Rookie Bruce Miller is being given every opportunity to win a spot on the roster and to perhaps bump 10-year veteran Moran Norris off of it. Miller was sent into Saturday's game against the Raiders ahead of Norris, and he promises to get even more playing time in two days against the Texans.
"I knew I was going to get in their early. I just had to get in and make the best of my opportunities," said Miller, who is converting from defensive end. "I think I did well. But I'm my biggest critic and we have a long way to go."
Miller's highlights included a swing pass from buddy Colin Kaepernick, which he took up the sideline for nine yards and a first down. Perhaps more important to coaches, Miller also stood up Raiders defensive end Richard Seymour, a six-time pro bowler on a blocking assignment.
The 49ers have three options. They can keep Norris and not Miller, a seventh-round pick. They can both Miller and Norris, or they can keep the rookie and cut the veteran. Miller is faster and more fluid than Norris, 33, and would allow the 49ers to be more versatile on offense. Norris, however, has more experience at what a fullback primarily needs to be good at - blocking.
Miller said that part of the game has been more complicated than he expected when told he was moving to fullback.
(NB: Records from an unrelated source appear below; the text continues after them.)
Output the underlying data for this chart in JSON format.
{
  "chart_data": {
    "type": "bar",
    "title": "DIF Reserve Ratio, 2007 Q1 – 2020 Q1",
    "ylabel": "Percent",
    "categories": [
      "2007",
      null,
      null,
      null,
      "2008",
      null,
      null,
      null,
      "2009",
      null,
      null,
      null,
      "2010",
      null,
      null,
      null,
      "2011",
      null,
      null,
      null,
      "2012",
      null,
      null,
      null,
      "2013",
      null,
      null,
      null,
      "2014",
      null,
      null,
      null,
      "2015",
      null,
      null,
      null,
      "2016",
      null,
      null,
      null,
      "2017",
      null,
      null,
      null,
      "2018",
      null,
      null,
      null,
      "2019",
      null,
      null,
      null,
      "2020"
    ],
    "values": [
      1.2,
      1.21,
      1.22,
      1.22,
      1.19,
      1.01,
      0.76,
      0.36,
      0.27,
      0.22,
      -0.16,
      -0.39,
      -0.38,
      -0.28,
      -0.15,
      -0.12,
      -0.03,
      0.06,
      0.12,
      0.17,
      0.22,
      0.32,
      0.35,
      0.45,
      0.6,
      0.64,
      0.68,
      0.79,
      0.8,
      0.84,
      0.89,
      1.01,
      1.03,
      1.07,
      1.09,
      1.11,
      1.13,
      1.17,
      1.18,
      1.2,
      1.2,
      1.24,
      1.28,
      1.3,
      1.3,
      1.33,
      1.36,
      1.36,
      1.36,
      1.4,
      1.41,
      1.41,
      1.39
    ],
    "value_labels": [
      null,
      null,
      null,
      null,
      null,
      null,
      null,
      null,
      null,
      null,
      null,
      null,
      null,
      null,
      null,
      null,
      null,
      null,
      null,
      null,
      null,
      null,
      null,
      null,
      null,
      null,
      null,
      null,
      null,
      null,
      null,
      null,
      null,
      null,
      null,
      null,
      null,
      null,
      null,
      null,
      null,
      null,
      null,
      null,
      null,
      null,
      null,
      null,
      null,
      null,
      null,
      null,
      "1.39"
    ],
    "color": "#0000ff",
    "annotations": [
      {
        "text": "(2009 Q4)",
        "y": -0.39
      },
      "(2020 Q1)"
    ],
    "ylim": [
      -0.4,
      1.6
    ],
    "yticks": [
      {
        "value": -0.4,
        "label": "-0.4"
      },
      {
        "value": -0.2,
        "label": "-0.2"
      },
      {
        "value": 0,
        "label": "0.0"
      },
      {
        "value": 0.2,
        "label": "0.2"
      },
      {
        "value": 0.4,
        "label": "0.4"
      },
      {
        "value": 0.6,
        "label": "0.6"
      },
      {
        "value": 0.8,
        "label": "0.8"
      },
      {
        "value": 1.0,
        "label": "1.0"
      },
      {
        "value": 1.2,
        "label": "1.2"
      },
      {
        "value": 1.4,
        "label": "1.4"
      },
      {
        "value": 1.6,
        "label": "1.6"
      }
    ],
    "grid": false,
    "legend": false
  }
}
In fact, learning how to be a pass catcher - counter intuitive for a defensive end - has been easy in comparison to the intricacies of blocking.
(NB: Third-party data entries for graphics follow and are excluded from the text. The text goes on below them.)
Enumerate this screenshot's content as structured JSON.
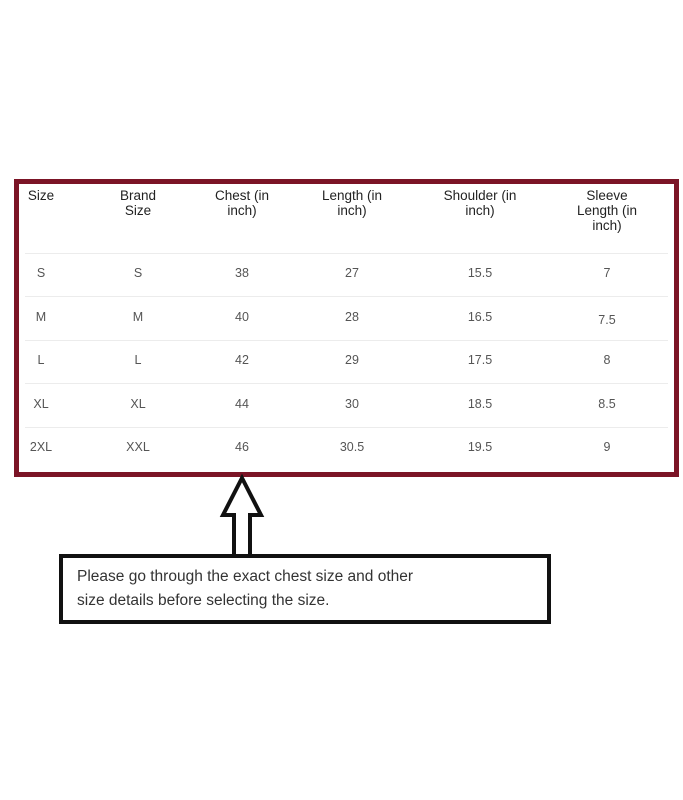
{
  "size_chart": {
    "headers": [
      [
        "Size"
      ],
      [
        "Brand",
        "Size"
      ],
      [
        "Chest (in",
        "inch)"
      ],
      [
        "Length (in",
        "inch)"
      ],
      [
        "Shoulder (in",
        "inch)"
      ],
      [
        "Sleeve",
        "Length (in",
        "inch)"
      ]
    ],
    "rows": [
      [
        "S",
        "S",
        "38",
        "27",
        "15.5",
        "7"
      ],
      [
        "M",
        "M",
        "40",
        "28",
        "16.5",
        "7.5"
      ],
      [
        "L",
        "L",
        "42",
        "29",
        "17.5",
        "8"
      ],
      [
        "XL",
        "XL",
        "44",
        "30",
        "18.5",
        "8.5"
      ],
      [
        "2XL",
        "XXL",
        "46",
        "30.5",
        "19.5",
        "9"
      ]
    ],
    "border_color": "#7b1426"
  },
  "arrow_icon": "up-arrow-outline",
  "note": {
    "lines": [
      "Please go through the exact chest size and other",
      "size details before selecting the size."
    ]
  }
}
"Everything - footwork, landmarks, making contact and driving your feet in the guy. All that stuff I'm working on and trying to get better," Miller said. "It's made me have a lot more respect for those guys on the other side of the ball. It's tough to get yourself in the right position to make a block, especially in the pass protection."
The 49ers obviously favor multiple tight end sets over fullbacks, so Delanie Walker has ended up seeing more snaps with the first-team unit than Miller and Norris. I plan to chart their snaps when they play the Texans.
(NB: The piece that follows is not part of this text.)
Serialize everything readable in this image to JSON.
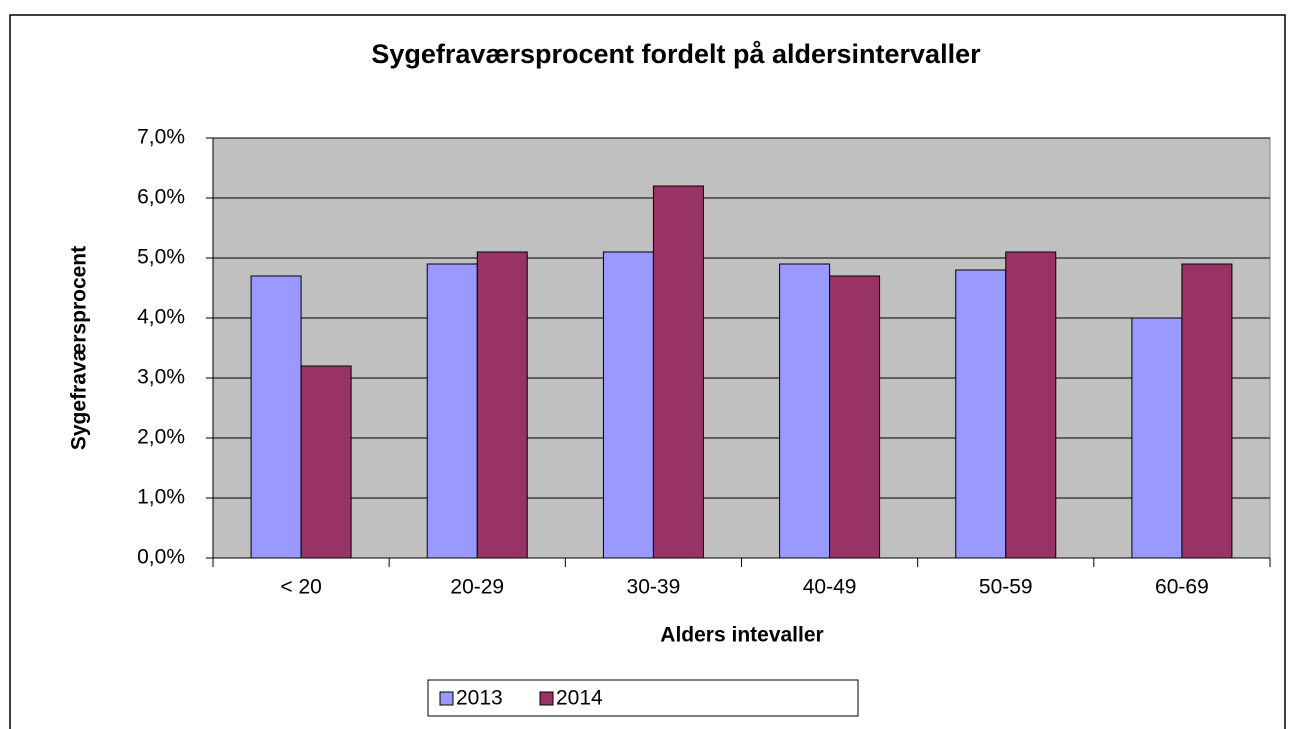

Miller is a carrot top. He's got a mop of curly red hair and a full beard to anchor it. This, of course, has led to a number of nicknames over the years. "I've heard it all," said Miller, noting that "Big Red" and "Redbeard" have been popular. Outside linebacker Parys Haralson called him "Dirty Red" the other day. His nickname at Central Florida - and the one I think is the best - was "Diablo Rojo."